Saturday, March 9, 2013

Stroke Survivor? Victim? Sufferer? None of the above.

Within a week of having the first stroke, the nomenclature around it vexed me. "Stroke patient" worked while I was in hospital, but that was it, and the terms that replace it are rubbish.

I can't abide "stroke victim." The brain event I had didn't select me for victimisation, and I'm not now, nor have I ever been, a victim of any singularly malign force. I had the stroke because I was fat, lazy and have a genetic predisposition to high blood pressure that, coupled with my obesity and sedentary indolence made my head explode. No victimisation there.

Whenever I hear "stroke victim" I am reminded of a scene in the movie Addams Family Values, where Wednesday is trapped at summer camp and is enduring a swimming rescue lesson. She's shown on the end of a pier in a black Victorian bathing costume, next to her tween nemesis, the preppy, peppy, pretty bland and blond girl. The instructor asks for a volunteer to be the victim. The blond girl's hand shoots up and she squeals "me, me, me." The camera cuts to a close-up of Christina Ricci deadpanning "all your life."
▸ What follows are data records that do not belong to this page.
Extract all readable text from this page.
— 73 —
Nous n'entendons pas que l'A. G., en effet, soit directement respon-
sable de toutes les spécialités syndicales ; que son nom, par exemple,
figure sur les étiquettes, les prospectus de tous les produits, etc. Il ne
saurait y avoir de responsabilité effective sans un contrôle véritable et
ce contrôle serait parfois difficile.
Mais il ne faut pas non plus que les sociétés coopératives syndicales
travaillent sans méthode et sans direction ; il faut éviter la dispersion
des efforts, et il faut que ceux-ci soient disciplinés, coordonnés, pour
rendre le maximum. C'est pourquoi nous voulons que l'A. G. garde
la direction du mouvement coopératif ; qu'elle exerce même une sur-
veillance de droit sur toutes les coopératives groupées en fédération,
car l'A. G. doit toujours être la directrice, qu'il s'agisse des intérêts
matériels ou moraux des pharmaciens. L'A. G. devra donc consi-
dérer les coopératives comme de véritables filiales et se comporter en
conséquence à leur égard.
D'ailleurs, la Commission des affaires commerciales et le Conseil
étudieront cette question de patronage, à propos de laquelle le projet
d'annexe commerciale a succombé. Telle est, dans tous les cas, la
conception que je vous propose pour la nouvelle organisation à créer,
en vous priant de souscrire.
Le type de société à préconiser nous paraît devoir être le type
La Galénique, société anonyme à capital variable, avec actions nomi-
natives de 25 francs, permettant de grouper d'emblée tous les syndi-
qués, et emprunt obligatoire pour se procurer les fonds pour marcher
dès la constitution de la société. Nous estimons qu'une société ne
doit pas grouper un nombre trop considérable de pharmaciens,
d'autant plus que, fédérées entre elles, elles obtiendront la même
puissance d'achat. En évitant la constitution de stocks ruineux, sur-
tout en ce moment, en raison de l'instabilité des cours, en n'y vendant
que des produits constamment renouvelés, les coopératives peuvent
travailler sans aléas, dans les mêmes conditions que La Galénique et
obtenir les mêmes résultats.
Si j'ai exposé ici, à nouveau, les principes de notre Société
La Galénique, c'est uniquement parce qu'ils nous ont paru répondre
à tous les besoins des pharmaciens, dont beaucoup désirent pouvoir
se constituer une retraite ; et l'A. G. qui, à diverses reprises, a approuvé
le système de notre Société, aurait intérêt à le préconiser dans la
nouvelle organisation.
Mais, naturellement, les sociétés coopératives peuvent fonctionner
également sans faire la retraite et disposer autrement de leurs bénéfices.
The popular alternative is "stroke survivor." I reject this because it's tautological. I'm either a stroke survivor, or I'm dead, and if I were a corpse, you wouldn't be reading my writing. "Survivor" is way better than "victim" but it's  still rubbish, because it adds nothing to the conversation.

Until recently, I had settled on "stroke sufferer." There's certainly been some suffering involved; recovery isn't really that fun. The term is at least accurate, but a problem still obtains: the word "stroke." Having a stroke is significant, and it matters a lot when the underlying cause is strange and unusual. But seventeen months later, I find 'stroke' as a magic word troublesome. Sure, I will use it to my advantage whenever I can, because frankly, I need the help and consideration, but it implies that there is something particular and unusual about my condition, and I see that as more of a problem than a perquisite.

I'm not recovering from strokes, you see. They were what caused it, but what vexes me now is simply brain damage. Differentiating stroke from being shot in the head or getting your brain damage some other way serves only to make excuses for not recovering, and sod that.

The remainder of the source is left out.